Re: Exception handling the right way

From:
Jorgen Grahn <grahn+nntp@snipabacken.se>
Newsgroups:
comp.lang.c++
Date:
9 Sep 2008 12:57:00 GMT
Message-ID:
<slrngccskv.h46.grahn+nntp@frailea.sa.invalid>
On Tue, 09 Sep 2008 10:48:29 +0200, Bart Friederichs <bf@tbwb.nl> wrote:

anon wrote:

I like this explanation:
http://www.boost.org/community/error_handling.html


Thanks for the pointers, and I started a little experimenting. Soon I
ran into this problem:

int main () {
A *a; B *b; C *c;
  try {
     a = new A();
     b = new B();
     c = new C();
    } catch (...) {
      delete a;
      delete b;
      delete c;
    }

  return 0;
}

Which results in a runtime error when B's contructor throws an
exception. How to correctly free resources on the heap in exception
handling?


Usually you can side-step this.

int main()
{
  A a;
  B b;
  C c;
  exit 0;
}

Or if there is some extraordinary reason you have to new them, maybe
their lifetime fits into an object? I find this is often the case.

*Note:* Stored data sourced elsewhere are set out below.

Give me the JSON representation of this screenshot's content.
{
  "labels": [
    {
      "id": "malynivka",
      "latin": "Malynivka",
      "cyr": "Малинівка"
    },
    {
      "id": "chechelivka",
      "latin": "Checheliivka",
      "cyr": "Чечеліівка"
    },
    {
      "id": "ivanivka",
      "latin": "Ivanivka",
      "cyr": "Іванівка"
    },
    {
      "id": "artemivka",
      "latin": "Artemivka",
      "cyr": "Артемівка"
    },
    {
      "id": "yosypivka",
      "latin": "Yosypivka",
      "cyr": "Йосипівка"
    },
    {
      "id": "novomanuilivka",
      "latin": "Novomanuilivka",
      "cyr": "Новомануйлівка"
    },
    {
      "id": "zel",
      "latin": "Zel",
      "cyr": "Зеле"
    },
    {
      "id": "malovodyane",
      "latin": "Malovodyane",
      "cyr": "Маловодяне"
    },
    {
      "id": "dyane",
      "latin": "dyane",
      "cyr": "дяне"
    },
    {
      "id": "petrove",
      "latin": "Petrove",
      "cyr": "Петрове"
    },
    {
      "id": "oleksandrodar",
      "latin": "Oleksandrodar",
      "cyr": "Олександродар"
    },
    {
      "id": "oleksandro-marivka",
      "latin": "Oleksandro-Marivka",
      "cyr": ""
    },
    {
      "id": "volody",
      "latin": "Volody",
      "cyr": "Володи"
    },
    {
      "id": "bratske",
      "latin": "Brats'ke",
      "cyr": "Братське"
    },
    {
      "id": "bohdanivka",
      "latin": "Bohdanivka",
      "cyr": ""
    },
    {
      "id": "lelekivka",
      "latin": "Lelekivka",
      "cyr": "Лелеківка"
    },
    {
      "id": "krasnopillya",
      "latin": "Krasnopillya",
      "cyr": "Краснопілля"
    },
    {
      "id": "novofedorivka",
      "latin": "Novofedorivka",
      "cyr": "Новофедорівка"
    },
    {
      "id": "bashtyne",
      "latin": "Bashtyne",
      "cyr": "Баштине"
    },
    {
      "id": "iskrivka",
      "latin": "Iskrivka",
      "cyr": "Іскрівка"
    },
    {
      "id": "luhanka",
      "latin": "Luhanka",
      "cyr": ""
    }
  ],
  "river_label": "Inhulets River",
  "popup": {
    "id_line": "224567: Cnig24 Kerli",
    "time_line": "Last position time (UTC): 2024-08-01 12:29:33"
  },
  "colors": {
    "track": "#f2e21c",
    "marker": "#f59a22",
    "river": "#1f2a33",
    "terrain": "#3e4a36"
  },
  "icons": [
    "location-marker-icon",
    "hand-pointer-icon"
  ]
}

class MeaningfulSomething {
public:
  MeaningfulSomething(args)
    : a_(new A()),
      b_(new B()),
      c_(new C())
    {}
  ~MeaningfulSomething() { delete ... }
  A * const a_;
  B * const b_;
  C * const c_;
};

/Jorgen

--
  // Jorgen Grahn <grahn@ Ph'nglui mglw'nafh Cthulhu
\X/ snipabacken.se> R'lyeh wgah'nagl fhtagn!